Once you’ve produced a strong piece of content, the goal should be to leverage it in different channels, different formats, and different media for maximum impact. Creative is hard. Recycling is relatively easy – and increasing reach is nothing to sneeze at.

Just as an example. Let’s say you (or a company executive) is speaking at an industry event. The speech? New content. That’s a lot of work. But look at it this way: in the run-up to the event, it lightens the load in other areas. You can blog and tweet about the upcoming talk. Not just promote it, mind you, but drip out tantalizing bits of information and perhaps data or finding that will encourage attendance.

The speech is done and delivered. You remembered to video tape the actual talk, didn’t you? In whole or in parts, it can go on your site, on your blog, on YouTube, you name it. Perhaps the audio recording is appropriate for a podcast. Transcribe the presentation both the boost the search engine rankings of the audio and video, and perhaps as a stand-alone text marketing piece (email newsletter, anyone?).

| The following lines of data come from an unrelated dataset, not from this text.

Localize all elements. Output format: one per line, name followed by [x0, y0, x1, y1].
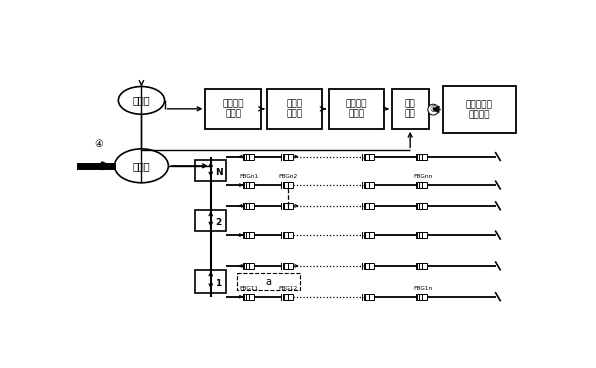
- Text: 解调
模块: 解调 模块: [405, 99, 415, 118]
- Text: FBGnn: FBGnn: [413, 174, 432, 179]
- Bar: [442, 86, 516, 134]
- Bar: [195, 160, 226, 181]
- Bar: [206, 89, 261, 129]
- Text: 光功率探
测模块: 光功率探 测模块: [346, 99, 367, 118]
- Bar: [195, 270, 226, 293]
- Bar: [417, 294, 427, 300]
- Text: FBG11: FBG11: [240, 286, 259, 291]
- Bar: [417, 263, 427, 269]
- Text: 1: 1: [215, 279, 222, 288]
- Bar: [417, 232, 427, 238]
- Bar: [364, 203, 374, 209]
- Text: ⑤: ⑤: [429, 105, 437, 114]
- Bar: [283, 203, 293, 209]
- Bar: [283, 182, 293, 188]
- Bar: [328, 89, 384, 129]
- Text: 上位机分析
监测模块: 上位机分析 监测模块: [465, 100, 492, 119]
- Bar: [417, 203, 427, 209]
- Bar: [392, 89, 429, 129]
- Bar: [195, 210, 226, 231]
- Text: FBG12: FBG12: [278, 286, 297, 291]
- Bar: [244, 182, 254, 188]
- Bar: [417, 182, 427, 188]
- Text: 气体探
测模块: 气体探 测模块: [287, 99, 303, 118]
- Bar: [283, 263, 293, 269]
- Bar: [417, 153, 427, 160]
- Text: N: N: [215, 167, 222, 177]
- Bar: [364, 232, 374, 238]
- Bar: [244, 263, 254, 269]
- Text: 2: 2: [215, 217, 222, 227]
- Text: FBG1n: FBG1n: [413, 286, 432, 291]
- Bar: [244, 294, 254, 300]
- Bar: [364, 153, 374, 160]
- Bar: [283, 232, 293, 238]
- Bar: [283, 153, 293, 160]
- Bar: [364, 182, 374, 188]
- Bar: [283, 294, 293, 300]
- Bar: [244, 203, 254, 209]
- Text: a: a: [265, 277, 272, 287]
- Text: ④: ④: [95, 139, 104, 149]
- Bar: [244, 153, 254, 160]
- Bar: [267, 89, 322, 129]
- Text: 光功率探
测模块: 光功率探 测模块: [222, 99, 244, 118]
- Text: FBGn2: FBGn2: [278, 174, 297, 179]
- Text: FBGn1: FBGn1: [240, 174, 259, 179]
- Bar: [244, 232, 254, 238]
- Text: 分光计: 分光计: [133, 95, 150, 105]
- Bar: [237, 273, 300, 290]
- Bar: [364, 294, 374, 300]
- Bar: [364, 263, 374, 269]
- Text: 环形器: 环形器: [133, 161, 150, 171]
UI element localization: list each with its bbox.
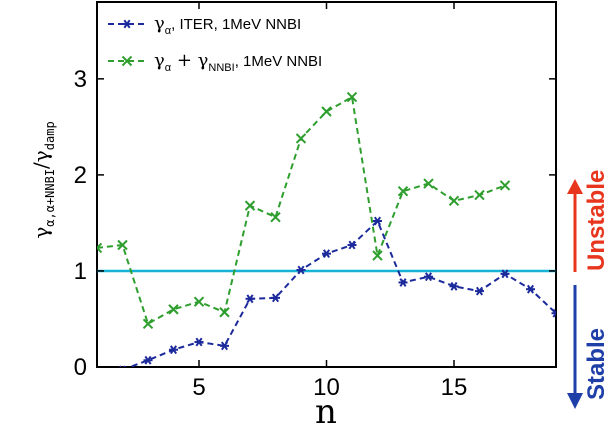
legend-label-series2: γα + γNNBI, 1MeV NNBI [154, 50, 322, 74]
legend-point-series1 [122, 19, 132, 29]
data-point-series2 [244, 200, 256, 211]
legend-label-series1: γα, ITER, 1MeV NNBI [154, 13, 301, 37]
leg1-rest: , ITER, 1MeV NNBI [171, 16, 301, 33]
data-point-series2 [499, 180, 511, 191]
x-axis-label: n [315, 392, 337, 432]
data-point-series1 [449, 281, 459, 291]
data-point-series2 [372, 250, 383, 261]
y-axis-ticks: 0 1 2 3 [74, 66, 556, 381]
y-axis-label: γα,α+NNBI/γdamp [29, 121, 57, 238]
data-point-series1 [500, 269, 510, 279]
data-point-series2 [321, 106, 332, 117]
y-label-sub1: α,α+NNBI [43, 169, 57, 227]
y-label-sub2: damp [43, 121, 57, 150]
data-point-series1 [322, 249, 331, 259]
data-point-series2 [193, 296, 205, 307]
data-point-series2 [219, 307, 230, 318]
data-point-series2 [448, 195, 460, 207]
data-point-series1 [373, 216, 382, 226]
plot-frame [96, 1, 557, 368]
data-point-series1 [551, 308, 556, 318]
x-tick-label: 5 [192, 374, 205, 401]
data-point-series1 [143, 355, 153, 365]
y-tick-label: 0 [74, 354, 87, 381]
data-point-series2 [142, 318, 154, 329]
y-label-slash: /γ [29, 150, 53, 169]
data-point-series2 [423, 178, 434, 189]
data-point-series2 [168, 304, 179, 315]
data-point-series2 [117, 239, 128, 251]
y-tick-label: 1 [74, 258, 87, 285]
x-tick-label: 15 [441, 374, 468, 401]
leg1-gamma: γ [154, 13, 165, 34]
series-layer [97, 91, 556, 367]
y-label-gamma: γ [29, 227, 53, 239]
leg2-sub2: NNBI [208, 62, 234, 74]
data-point-series1 [245, 294, 255, 304]
data-point-series1 [398, 278, 408, 287]
leg2-gamma: γ [154, 50, 165, 71]
data-point-series2 [295, 133, 307, 144]
stability-indicator: Unstable Stable [567, 170, 610, 409]
data-point-series1 [296, 265, 306, 275]
y-tick-label: 2 [74, 162, 87, 189]
stable-label: Stable [583, 328, 610, 400]
x-axis-ticks: 5 10 15 [192, 2, 467, 401]
x-tick-label: 10 [313, 374, 340, 401]
series-line-2 [97, 95, 506, 326]
data-point-series2 [397, 186, 409, 197]
legend-marker-series2 [121, 55, 133, 67]
data-point-series2 [97, 242, 103, 254]
data-point-series2 [474, 189, 485, 201]
unstable-label: Unstable [583, 170, 610, 271]
legend: γα, ITER, 1MeV NNBI γα + γNNBI, 1MeV NNB… [108, 13, 322, 74]
data-point-series1 [475, 286, 484, 296]
data-point-series1 [347, 240, 357, 250]
data-point-series2 [346, 91, 358, 103]
stable-arrowhead [567, 393, 583, 409]
data-point-series1 [220, 341, 229, 351]
unstable-arrowhead [567, 179, 583, 194]
legend-point-series2 [121, 55, 133, 67]
data-point-series1 [169, 345, 178, 355]
data-point-series1 [526, 284, 535, 294]
leg2-rest: , 1MeV NNBI [235, 53, 323, 70]
leg2-sub1: α [165, 62, 172, 74]
leg1-sub: α [165, 25, 172, 37]
leg2-plus: + γ [171, 50, 208, 71]
series-line-1 [127, 219, 556, 367]
data-point-series1 [424, 272, 433, 282]
data-point-series2 [270, 211, 281, 223]
legend-marker-series1 [122, 19, 132, 29]
data-point-series1 [271, 293, 280, 303]
data-point-series1 [194, 337, 204, 347]
y-tick-label: 3 [74, 66, 87, 93]
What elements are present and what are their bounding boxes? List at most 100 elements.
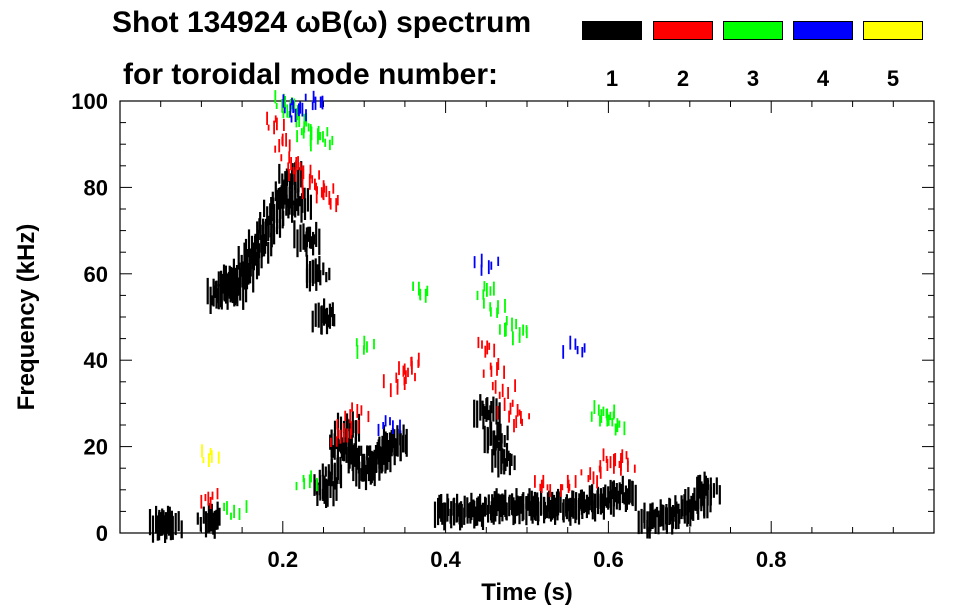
streak (151, 515, 155, 543)
streak (318, 170, 320, 180)
streak (490, 365, 493, 377)
streak (209, 448, 212, 456)
streak (324, 466, 327, 477)
streak (216, 488, 219, 500)
data-point (602, 448, 628, 469)
streak (244, 238, 248, 267)
series-n=4 (282, 90, 586, 436)
streak (325, 480, 328, 508)
streak (474, 506, 477, 526)
streak (328, 267, 331, 281)
data-point (263, 194, 288, 233)
streak (345, 413, 349, 436)
streak (376, 442, 379, 460)
data-point (274, 133, 291, 153)
streak (614, 487, 617, 503)
streak (259, 212, 262, 240)
streak (551, 491, 554, 520)
series-n=5 (201, 444, 220, 467)
streak (504, 298, 506, 313)
streak (480, 264, 483, 276)
streak (206, 277, 209, 305)
streak (487, 409, 490, 421)
streak (301, 178, 304, 190)
streak (534, 475, 536, 488)
streak (301, 102, 304, 117)
streak (281, 136, 284, 145)
streak (712, 483, 715, 498)
data-point (473, 253, 500, 276)
streak (316, 482, 319, 506)
streak (671, 506, 674, 535)
streak (308, 175, 311, 190)
series-n=1 (148, 161, 721, 543)
streak (257, 256, 260, 276)
streak (305, 231, 308, 257)
data-point (287, 187, 312, 223)
streak (484, 345, 487, 358)
streak (355, 460, 358, 487)
streak (360, 445, 363, 456)
streak (217, 451, 220, 464)
streak (223, 502, 225, 512)
streak (352, 420, 355, 433)
streak (657, 510, 660, 535)
streak (275, 103, 278, 109)
streak (543, 496, 546, 524)
streak (322, 131, 324, 143)
streak (468, 503, 471, 519)
streak (620, 484, 623, 495)
streak (405, 370, 407, 384)
streak (618, 420, 621, 428)
data-point (304, 90, 324, 111)
streak (605, 497, 608, 508)
streak (216, 288, 220, 304)
streak (339, 429, 342, 444)
streak (329, 198, 332, 209)
streak (548, 490, 551, 519)
streak (214, 281, 217, 294)
streak (522, 504, 525, 520)
streak (205, 513, 208, 533)
streak (662, 504, 665, 520)
streak (236, 278, 239, 307)
streak (678, 509, 681, 524)
data-point (322, 190, 339, 213)
streak (582, 491, 585, 514)
streak (607, 486, 610, 510)
streak (267, 124, 270, 131)
streak (703, 471, 706, 499)
streak (672, 506, 675, 517)
streak (585, 494, 588, 519)
streak (621, 475, 624, 504)
streak (357, 445, 360, 474)
streak (482, 289, 485, 300)
streak (329, 139, 331, 151)
streak (490, 401, 493, 414)
streak (322, 474, 325, 501)
data-point (491, 379, 516, 399)
y-tick-label: 40 (84, 348, 108, 373)
streak (367, 457, 370, 482)
streak (158, 509, 161, 537)
streak (298, 113, 301, 128)
streak (212, 278, 215, 307)
streak (493, 281, 495, 296)
streak (281, 173, 284, 192)
streak (330, 307, 333, 318)
streak (649, 503, 652, 532)
streak (281, 202, 284, 229)
data-point (477, 336, 496, 358)
streak (611, 418, 614, 427)
streak (292, 100, 295, 113)
streak (343, 428, 346, 438)
streak (587, 496, 590, 515)
streak (561, 484, 564, 491)
data-point (382, 374, 406, 398)
streak (511, 502, 514, 516)
streak (288, 173, 291, 193)
streak (156, 515, 159, 541)
streak (590, 490, 593, 506)
streak (602, 494, 605, 520)
streak (285, 203, 288, 216)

The presentation itself? Up onto Slideshare.com it goes. Extract charts, infographics and other nuggets of easy to digest visual data to build short-burst pieces of content users can “snack” on.

Can the talk be turned into – or incorporated into – a white paper? An eBook? Is there something newsworthy in it that’s press-releasable? Perhaps it’s webinar material, with just the right amount of tweaking.

不te this approach doesn’t just apply to a one-off event such as a speech. When a content marketing editorial calendar is mapped, part of the process is to determine how to tweet each blog post, and once a post goes up how to recycle its essence into other content marketing channels such as articles, video, newsletters, etc.

As You Listen, So Shall You Create Content


客户和潜在客户可能会朝您的方向推动各种内容。您可以使用它 - 只要您在听。

What questions and topics of discussion arise most frequently in user forums and in discussion around your brand – or product category – in social media channels? Taking a cue from consumer issues, questions and resolutions enables you to create how-to content, useful FAQs, user manuals. Listening could even result in content that funnels in to product development.

It’s Doubtful You’ll Be Repeating Yourself

Post-Thanksgiving eating is an analogy that could apply to content recycling. Think turkey. There’s roast turkey on the big day, followed by turkey hash, turkey sandwiches, the on to cold turkey sliced in salad. Perhaps someone whips up a pot of turkey chili.

不同渠道中不同段的内容可能会为不同的受众提供。您自己的网络分析将解决这一问题,但是您的新闻通讯订阅者,Facebook和Twitter关注者以及阅读您的博客的人之间存在极大的重叠。不同的细分市场有不同的内容食欲:形式,长度,介质和通道。如果您没有注意到,那里有很多内容。品牌印象和参与数。

因此,关于格式,频道,样式以及内容的相对长度或简短的知识也是如此。

Recycling not only frees you from the burden of being a virtual new-idea factory, it’s also a sandbox in which you can experiment with what’s working - and with whom – so content can be continually refined to become even more effective.